AQUILEIA, town in Friuli, northern Italy. The earliest evidence of a Jewish presence in Aquileia is an epitaph in Latin, of a certain "Lucius Aiacius Dama, freedman of Publius, a Jew," dated to the late first century B.C.E. There is no other evidence of Jewish settlement in Aquileia until Late Antiquity, with the exception of an epitaph of a Jew, born in Aquileia but living in Rome, dated to the third century C.E. An ancient tradition relates that the Christians set fire to the synagogue in Aquileia in the presence of Ambrose, bishop of Milan in 388. Three African-type lamps decorated with the menorah indeed attest the presence of Jews in Late Antiquity.

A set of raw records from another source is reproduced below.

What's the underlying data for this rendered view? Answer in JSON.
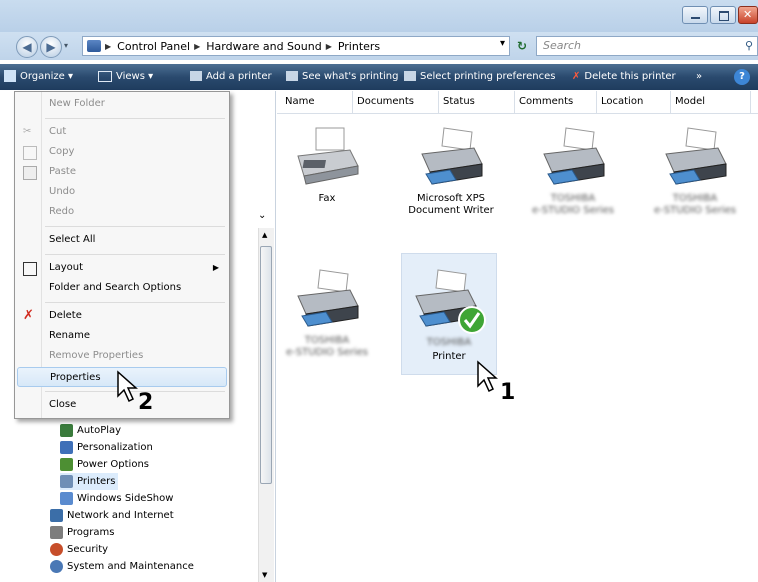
{
  "window": {
    "buttons": {
      "minimize": "–",
      "maximize": "□",
      "close": "✕"
    }
  },
  "address": {
    "back_icon": "back-arrow-icon",
    "forward_icon": "forward-arrow-icon",
    "crumbs": [
      "Control Panel",
      "Hardware and Sound",
      "Printers"
    ],
    "dropdown": "▾",
    "refresh": "↻",
    "search_placeholder": "Search"
  },
  "toolbar": {
    "organize": "Organize",
    "views": "Views",
    "add_printer": "Add a printer",
    "see_printing": "See what's printing",
    "select_prefs": "Select printing preferences",
    "delete_printer": "Delete this printer",
    "more": "»",
    "help": "?"
  },
  "columns": [
    "Name",
    "Documents",
    "Status",
    "Comments",
    "Location",
    "Model"
  ],
  "menu": {
    "new_folder": "New Folder",
    "cut": "Cut",
    "copy": "Copy",
    "paste": "Paste",
    "undo": "Undo",
    "redo": "Redo",
    "select_all": "Select All",
    "layout": "Layout",
    "folder_options": "Folder and Search Options",
    "delete": "Delete",
    "rename": "Rename",
    "remove_properties": "Remove Properties",
    "properties": "Properties",
    "close": "Close"
  },
  "tree": {
    "autoplay": "AutoPlay",
    "personalization": "Personalization",
    "power": "Power Options",
    "printers": "Printers",
    "sideshow": "Windows SideShow",
    "network": "Network and Internet",
    "programs": "Programs",
    "security": "Security",
    "system": "System and Maintenance"
  },
  "devices": {
    "fax": "Fax",
    "xps": "Microsoft XPS Document Writer",
    "printer": "Printer",
    "blurred_line1": "TOSHIBA",
    "blurred_line2": "e-STUDIO Series"
  },
  "annotations": {
    "step1": "1",
    "step2": "2"
  },
  "colors": {
    "accent": "#2a4a6e",
    "check": "#3fa535",
    "delete_x": "#d12a1e"
  }
}
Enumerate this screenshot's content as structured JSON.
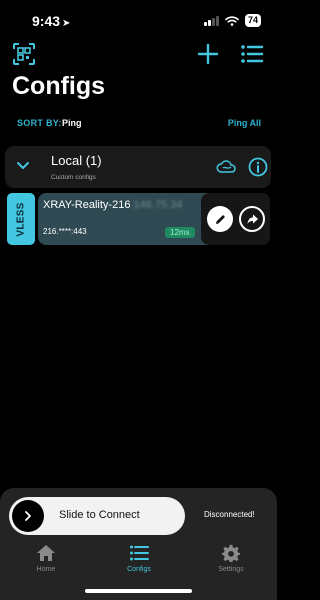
{
  "status_bar": {
    "time": "9:43",
    "battery": "74"
  },
  "page": {
    "title": "Configs"
  },
  "sort": {
    "label": "SORT BY:",
    "value": "Ping",
    "ping_all": "Ping All"
  },
  "group": {
    "title": "Local (1)",
    "subtitle": "Custom configs"
  },
  "config": {
    "protocol": "VLESS",
    "name": "XRAY-Reality-216",
    "name_obscured": ".146.75.34",
    "address": "216.****:443",
    "latency": "12ms"
  },
  "connect": {
    "slider_label": "Slide to Connect",
    "status": "Disconnected!"
  },
  "tabs": [
    {
      "label": "Home",
      "icon": "home-icon"
    },
    {
      "label": "Configs",
      "icon": "list-icon"
    },
    {
      "label": "Settings",
      "icon": "gear-icon"
    }
  ],
  "active_tab": "Configs",
  "colors": {
    "accent": "#43c7e0",
    "card": "#2f4a52",
    "latency": "#1f8a62",
    "background": "#000000"
  }
}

Excavations conducted in 1948–50 brought to light a place of worship, later transformed into a three-aisled church, with polychrome mosaic flooring, as well as 36 inscriptions. The excavators identified the building as a synagogue, because some inscriptions could be identified as Jewish. However, most scholars today identify the building as a church owned by Syrian Christians.

Jews continued to live in Aquileia in the Middle Ages. A tombstone with a Hebrew epitaph is dated 1140 and another one is undated. R. Menahem, a pupil of *Eleazar b. Judah of Worms (13th century), originated from Aquileia, as did the family of the 18th-century Italian scholar and poet David b. Mordecai *Abulafia .


BIBLIOGRAPHY:

F. Luzzatto, in: Scritti…Riccardo Bachi (= RMI, 16 (1950), 140–146, second pagination); Milano, Italia, index; L. Ruggini, Ebrei e orientali nell'Italia settentrionale… (= Studia et Documenta Historiae et Juris, 25 (1959), 186–308), index; Zovatto, in: Memorie storiche forogiuliensi, 49 (1960–61), 53–63. ADD. BIBLIOGRAPHY: D. Noy, Jewish Inscriptions of Western Europe, 1, (1993), xiii–xiv, 11–12.